I also run my own DNS server, but I prefer to maintain just the master. I pay ~$15/yr to outsource the slaves to a third party company who specializes in such things, and I don’t have to worry as much if my VPS provider decides to go down for a few hours, etc. I get a more reliable DNS system, and I still get to maintain control, graph statistics, etc, to my heart’s content.
Glad to see the discipline of self-hosting isn’t completely going the way of the dodo in this day and age!
Any recommendation for a good third part company for such outsourcing?
I also run my own DNS. The main reason is that I run my own mail using https://mailinabox.email/, which has been a reasonably simple and pain-free experience. Paying someone to get better stability could be interesting.
I have added nameservers from BuddyNS to my secondary DNS. For the moment I’m just using their free plan since I’ve delegated to only one nameservers out of the 3 which are serving my zones, and the query count is low enough to keep me on the free plan.
I loved BuddyNS but I went over their query limit and the only payment they accept is PayPal and I boycott PayPal after they stole $900 from me… I wish they would take other forms of payment
I asked for some recommendations online. My biggest requirements were a ‘slave only’ offering, DNSSEC/IPv6 support, and ‘not Dyn’ (I just can’t give Oracle money these days). With all that in mind, I ended up choosing dnsmadesimple.com (edit: looks like they’re $30/yr, not $15 as above. Mea culpa) It was seriously easy to get everything set up (less than 20 minutes!) and now I don’t have to worry about what happens when my master goes down.
Do you mean dnsmadeeasy.com or do you mean dnsimple.com?
dnsmadesimple.com doesn’t exist
My deepest apologies, this is what I get for Internetting when I’m about four cups of coffee short.
dnsmadeasy.com is the correct one.
Hello everyone! This is my first post. :)
I’m Vitalie from LuaDNS. We don’t offer slaves right now (only AXFR transfers), but if you don’t mind to fiddle with git, you can add your Bind files to a git repository and push them to us via GitHub/Bitbucket/YourRepo. You can keep using your DNS servers for redundancy as slaves.
You get backups via git and free Anycast DNS for 3 zones. :)
Interesting - that’s not a bad idea.
If I were a corp I wouldn’t want this method, but for the single user, the investment has been well worth the pay-off - even if I decide to go with a vendor in future, I’ll understand what I’m paying for.
I really dislike pairing, it takes away all the fun in programming and replaces it with a theatrical show.
Programming for me is 95% thinking (when writing and debugging) and 5% typing. My train of thought is orders of magnitude faster than my speech, so when pairing I get bored after 30 minutes and my productivity falls down.

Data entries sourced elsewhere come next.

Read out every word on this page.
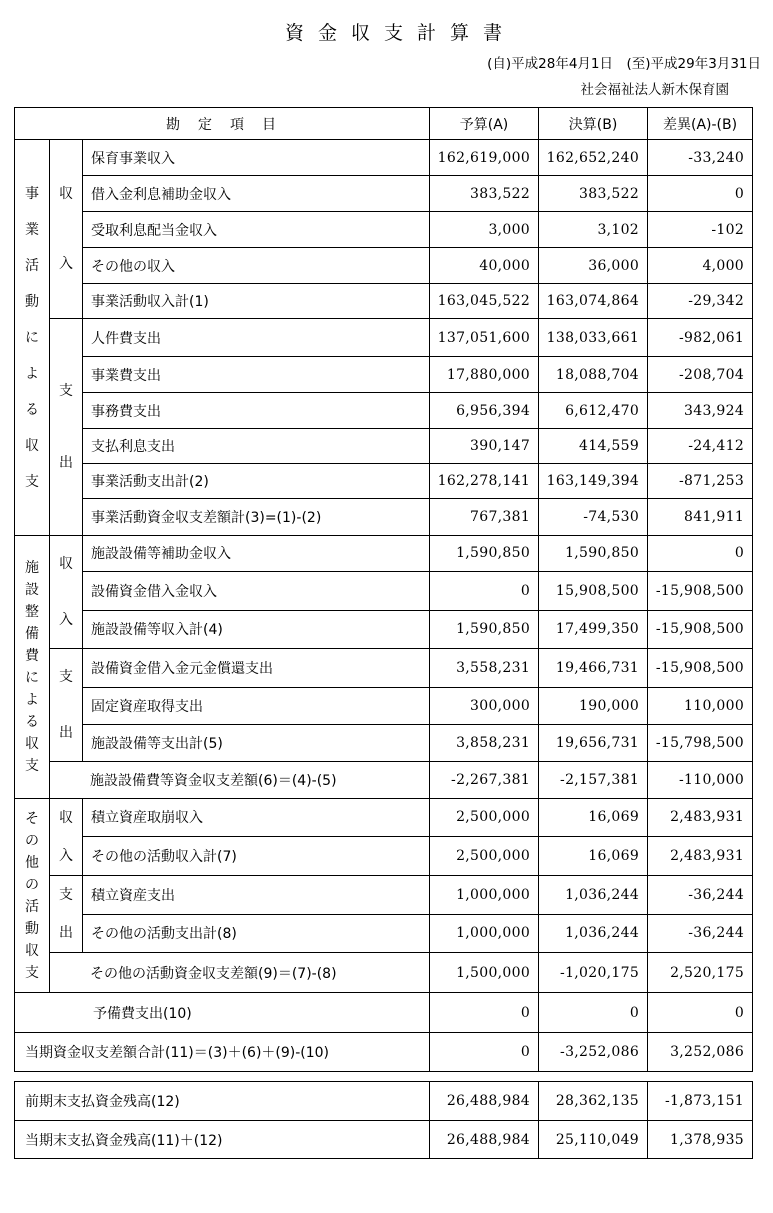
資金収支計算書
(自)平成28年4月1日　(至)平成29年3月31日
社会福祉法人新木保育園
勘　定　項　目			予算(A)	決算(B)	差異(A)-(B)

事
業
活
動
に
よ
る
収
支

収
入
	保育事業収入	162,619,000	162,652,240	-33,240
		借入金利息補助金収入	383,522	383,522	0
		受取利息配当金収入	3,000	3,102	-102
		その他の収入	40,000	36,000	4,000
		事業活動収入計(1)	163,045,522	163,074,864	-29,342

	支
出	人件費支出	137,051,600	138,033,661	-982,061
		事業費支出	17,880,000	18,088,704	-208,704
		事務費支出	6,956,394	6,612,470	343,924
		支払利息支出	390,147	414,559	-24,412
		事業活動支出計(2)	162,278,141	163,149,394	-871,253
		事業活動資金収支差額計(3)=(1)-(2)	767,381	-74,530	841,911

施
設
整
備
費
に
よ
る
収
支

収
入
	施設設備等補助金収入	1,590,850	1,590,850	0
		設備資金借入金収入	0	15,908,500	-15,908,500
		施設設備等収入計(4)	1,590,850	17,499,350	-15,908,500

	支
出	設備資金借入金元金償還支出	3,558,231	19,466,731	-15,908,500
		固定資産取得支出	300,000	190,000	110,000
		施設設備等支出計(5)	3,858,231	19,656,731	-15,798,500
	施設設備費等資金収支差額(6)＝(4)-(5)		-2,267,381	-2,157,381	-110,000

そ
の
他
の
活
動
収
支

収
入
	積立資産取崩収入	2,500,000	16,069	2,483,931
		その他の活動収入計(7)	2,500,000	16,069	2,483,931

	支
出	積立資産支出	1,000,000	1,036,244	-36,244
		その他の活動支出計(8)	1,000,000	1,036,244	-36,244
	その他の活動資金収支差額(9)＝(7)-(8)		1,500,000	-1,020,175	2,520,175
予備費支出(10)			0	0	0
当期資金収支差額合計(11)＝(3)＋(6)＋(9)-(10)			0	-3,252,086	3,252,086
前期末支払資金残高(12)	26,488,984	28,362,135	-1,873,151
当期末支払資金残高(11)＋(12)	26,488,984	25,110,049	1,378,935
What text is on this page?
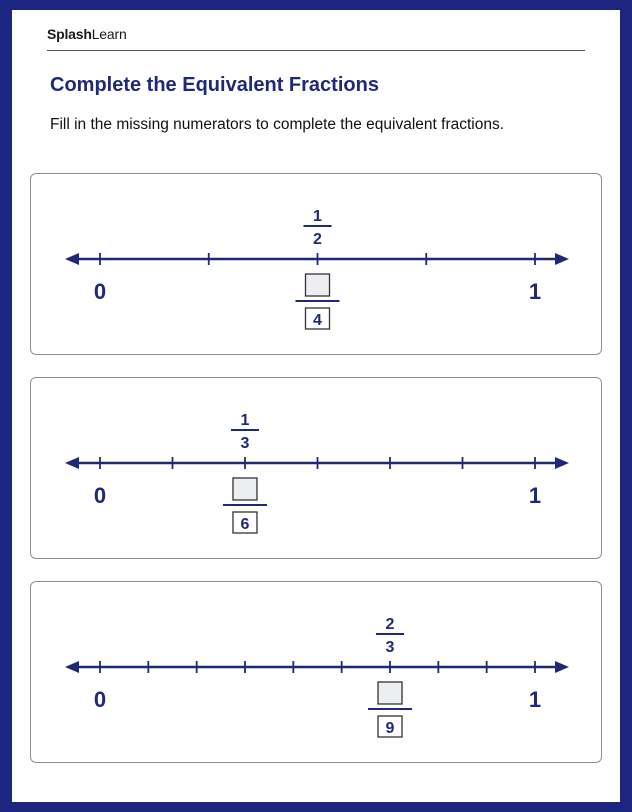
SplashLearn
Complete the Equivalent Fractions
Fill in the missing numerators to complete the equivalent fractions.
0	1
1
2
4
0	1
1
3
6
0	1
2
3
9
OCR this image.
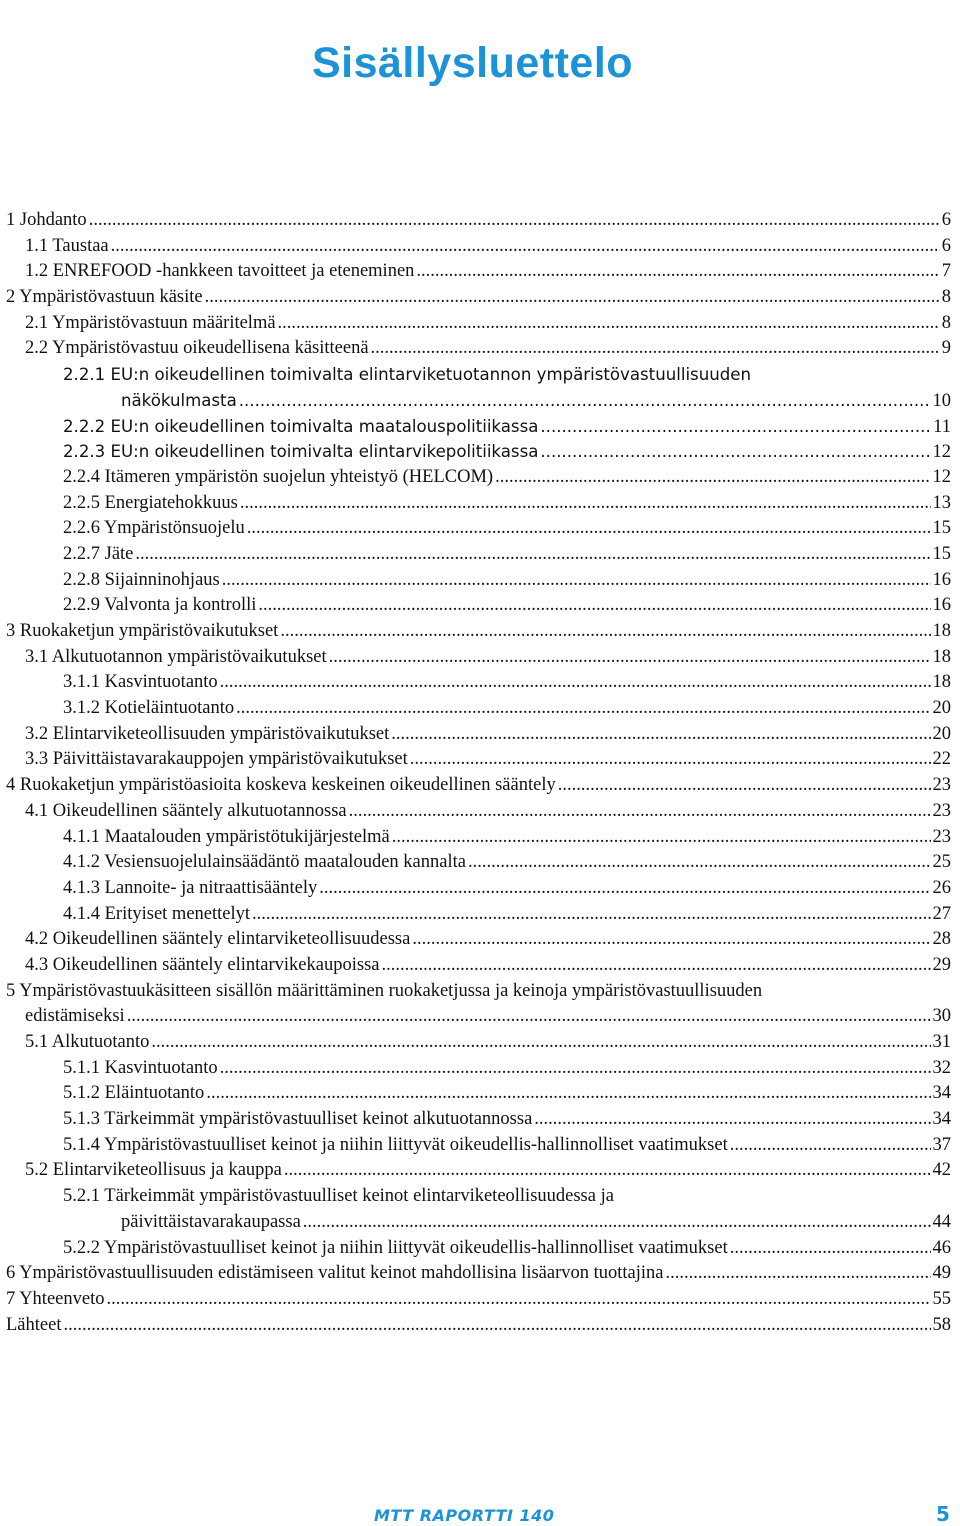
Sisällysluettelo
1 Johdanto .....	6
1.1 Taustaa .....	6
1.2 ENREFOOD -hankkeen tavoitteet ja eteneminen .....	7
2 Ympäristövastuun käsite .....	8
2.1 Ympäristövastuun määritelmä .....	8
2.2 Ympäristövastuu oikeudellisena käsitteenä .....	9
2.2.1 EU:n oikeudellinen toimivalta elintarviketuotannon ympäristövastuullisuuden
näkökulmasta .....	10
2.2.2 EU:n oikeudellinen toimivalta maatalouspolitiikassa .....	11
2.2.3 EU:n oikeudellinen toimivalta elintarvikepolitiikassa .....	12
2.2.4 Itämeren ympäristön suojelun yhteistyö (HELCOM) .....	12
2.2.5 Energiatehokkuus .....	13
2.2.6 Ympäristönsuojelu .....	15
2.2.7 Jäte .....	15
2.2.8 Sijainninohjaus .....	16
2.2.9 Valvonta ja kontrolli .....	16
3 Ruokaketjun ympäristövaikutukset .....	18
3.1 Alkutuotannon ympäristövaikutukset .....	18
3.1.1 Kasvintuotanto .....	18
3.1.2 Kotieläintuotanto .....	20
3.2 Elintarviketeollisuuden ympäristövaikutukset .....	20
3.3 Päivittäistavarakauppojen ympäristövaikutukset .....	22
4 Ruokaketjun ympäristöasioita koskeva keskeinen oikeudellinen sääntely .....	23
4.1 Oikeudellinen sääntely alkutuotannossa .....	23
4.1.1 Maatalouden ympäristötukijärjestelmä .....	23
4.1.2 Vesiensuojelulainsäädäntö maatalouden kannalta .....	25
4.1.3 Lannoite- ja nitraattisääntely .....	26
4.1.4 Erityiset menettelyt .....	27
4.2 Oikeudellinen sääntely elintarviketeollisuudessa .....	28
4.3 Oikeudellinen sääntely elintarvikekaupoissa .....	29
5 Ympäristövastuukäsitteen sisällön määrittäminen ruokaketjussa ja keinoja ympäristövastuullisuuden
edistämiseksi .....	30
5.1 Alkutuotanto .....	31
5.1.1 Kasvintuotanto .....	32
5.1.2 Eläintuotanto .....	34
5.1.3 Tärkeimmät ympäristövastuulliset keinot alkutuotannossa .....	34
5.1.4 Ympäristövastuulliset keinot ja niihin liittyvät oikeudellis-hallinnolliset vaatimukset .....	37
5.2 Elintarviketeollisuus ja kauppa .....	42
5.2.1 Tärkeimmät ympäristövastuulliset keinot elintarviketeollisuudessa ja
päivittäistavarakaupassa .....	44
5.2.2 Ympäristövastuulliset keinot ja niihin liittyvät oikeudellis-hallinnolliset vaatimukset .....	46
6 Ympäristövastuullisuuden edistämiseen valitut keinot mahdollisina lisäarvon tuottajina .....	49
7 Yhteenveto .....	55
Lähteet .....	58
MTT RAPORTTI 140	5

The ordinary domain owners amongst us would probably like a registrar that used real 2FA (i.e. no SMS tokens masquerading as 2FA) and had a phone tree that couldn’t be trivially socially engineered.
Anyone have any recommendations?
I use NameSilo. They have 2FA (with TOTP) and an additional Domain Defender option that notifies you of changes.
NameSilo certainly makes it very difficult to transfer a domain out to another registrar.
If you use their domain privacy service you’ll never get the emails of the other registrar, they only allow you to cancel the outgoing transfer and not to expedite it, and finally once you pass all the hurdles the actual transfer takes 7-8 days instead of the standard 5.
I was with them for all of my domains, but after that recent transfer experience I’ll move everything elsewhere, regardless of how painful they try to make it.
Hover has TOTP.
I use Hover. I switched to them about a year or so ago, specifically because they had TOPT/2FA, and my previous registrar did not. Hover is pretty ok so far.
I’ve been using NameCheap for a while for all of my domain names, and they just started using a custom phone app to do their 2FA instead of only SMS. Never tried to check the security of their phone tree though.